Надвигалась холодная осень. Бывший хан не имел ни теплой одежды, ни коней. Он послал двух слуг в татарскую волость Чаты, присягнувшую на верность Москве. Слуги явились к мурзе Кошбахтыю и просили у него для Кучума коней и одежды, чтобы можно было подняться хану и отправится в новый путь.

Мурза прислал ему коня и шубу, а на другой день приехал и сам в становище Кучума... Заметив издали мурзу Кошбахтыя, хан ушел в юрту и сказал слуге:

— Эта лиса едет сюда, чтобы предать меня!

Целый день он затем молчал, а ночью тихо вышел из шатра, сел на коня и отправился вверх по Оби.

С тех пор навсегда потерялся след Кучума...

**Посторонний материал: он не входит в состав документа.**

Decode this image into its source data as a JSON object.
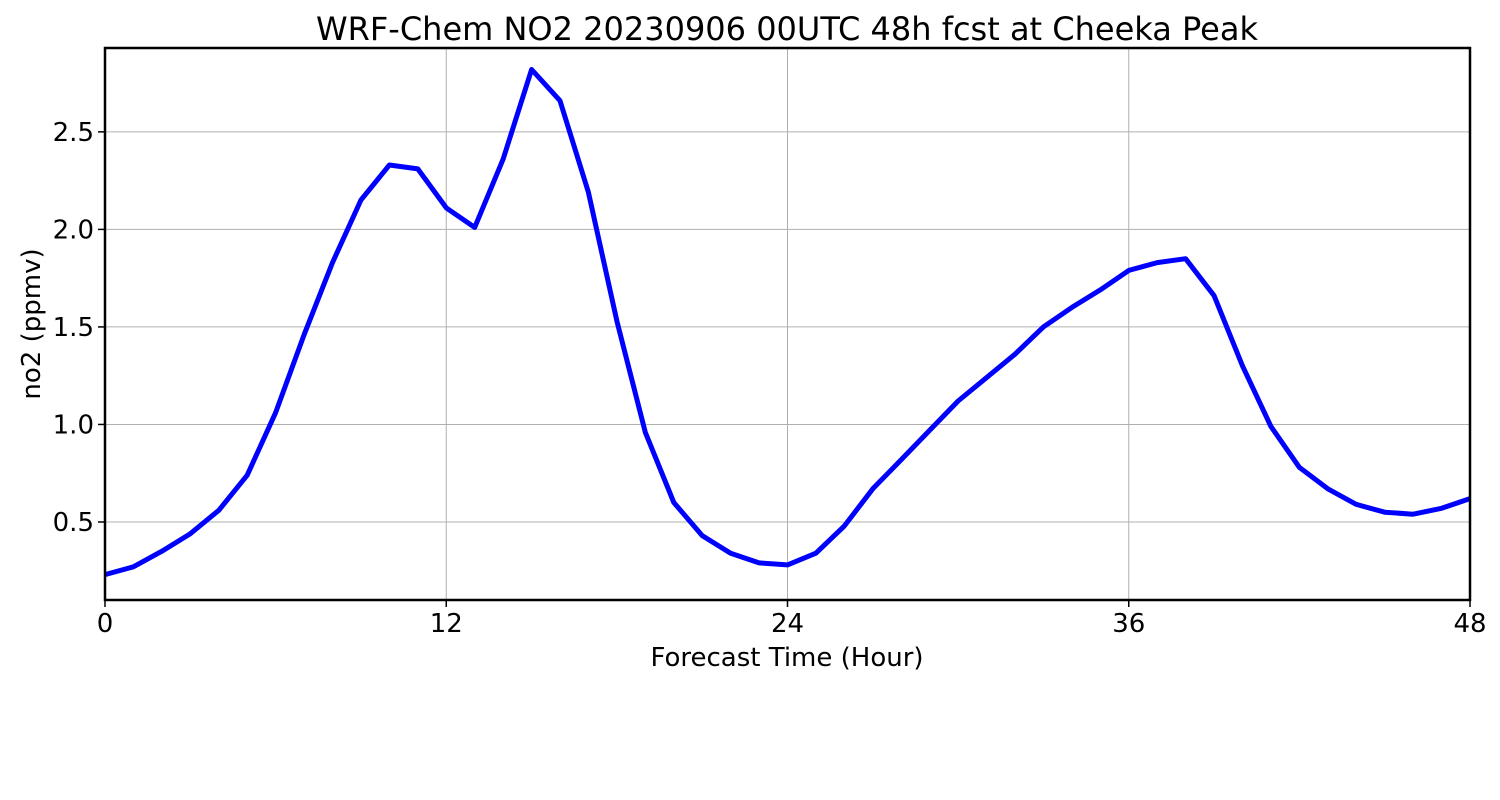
{
  "chart_data": {
    "type": "line",
    "title": "WRF-Chem NO2  20230906 00UTC 48h fcst at Cheeka Peak",
    "xlabel": "Forecast Time (Hour)",
    "ylabel": "no2  (ppmv)",
    "xlim": [
      0,
      48
    ],
    "ylim": [
      0.1,
      2.93
    ],
    "x_ticks": [
      0,
      12,
      24,
      36,
      48
    ],
    "y_ticks": [
      0.5,
      1.0,
      1.5,
      2.0,
      2.5
    ],
    "x_tick_labels": [
      "0",
      "12",
      "24",
      "36",
      "48"
    ],
    "y_tick_labels": [
      "0.5",
      "1.0",
      "1.5",
      "2.0",
      "2.5"
    ],
    "grid": true,
    "series": [
      {
        "color": "#0000ff",
        "x": [
          0,
          1,
          2,
          3,
          4,
          5,
          6,
          7,
          8,
          9,
          10,
          11,
          12,
          13,
          14,
          15,
          16,
          17,
          18,
          19,
          20,
          21,
          22,
          23,
          24,
          25,
          26,
          27,
          28,
          29,
          30,
          31,
          32,
          33,
          34,
          35,
          36,
          37,
          38,
          39,
          40,
          41,
          42,
          43,
          44,
          45,
          46,
          47,
          48
        ],
        "values": [
          0.23,
          0.27,
          0.35,
          0.44,
          0.56,
          0.74,
          1.06,
          1.46,
          1.83,
          2.15,
          2.33,
          2.31,
          2.11,
          2.01,
          2.36,
          2.82,
          2.66,
          2.19,
          1.53,
          0.96,
          0.6,
          0.43,
          0.34,
          0.29,
          0.28,
          0.34,
          0.48,
          0.67,
          0.82,
          0.97,
          1.12,
          1.24,
          1.36,
          1.5,
          1.6,
          1.69,
          1.79,
          1.83,
          1.85,
          1.66,
          1.3,
          0.99,
          0.78,
          0.67,
          0.59,
          0.55,
          0.54,
          0.57,
          0.62
        ]
      }
    ]
  }
}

Народная молва сохранила, однако, предание о том, что одинокий и всеми покинутый хан долго скитался в степях верхнего Иртыша, в земле калмыцкой, близ озера Зайсан-Нора. Не имея ни одежды, ни еды, он похитил несколько коней из табуна, и был гоним кочевниками из пустыни в пустыню. В один из дней его настигли на берегу озера Кургальчика и отобрали все, что было при нем. Смертельно усталый, еле двигающий ногами, хан добрел в степной нагайский улус, прося приюта. Его пустили в юрту, но нарушив обычай гостеприимства, ночью задушили. Выбрасывая его окоченевший труп из юрты, убийца со злобой сказал:

— Отец твой Муртаза нас грабил, а ты был не лучше отца!

Так по народной молве, кончил свои дни хан Сибири Кучум. Сибирь прочно вошла в состав Руси, и прежние подданные хана быстро забыли о нем.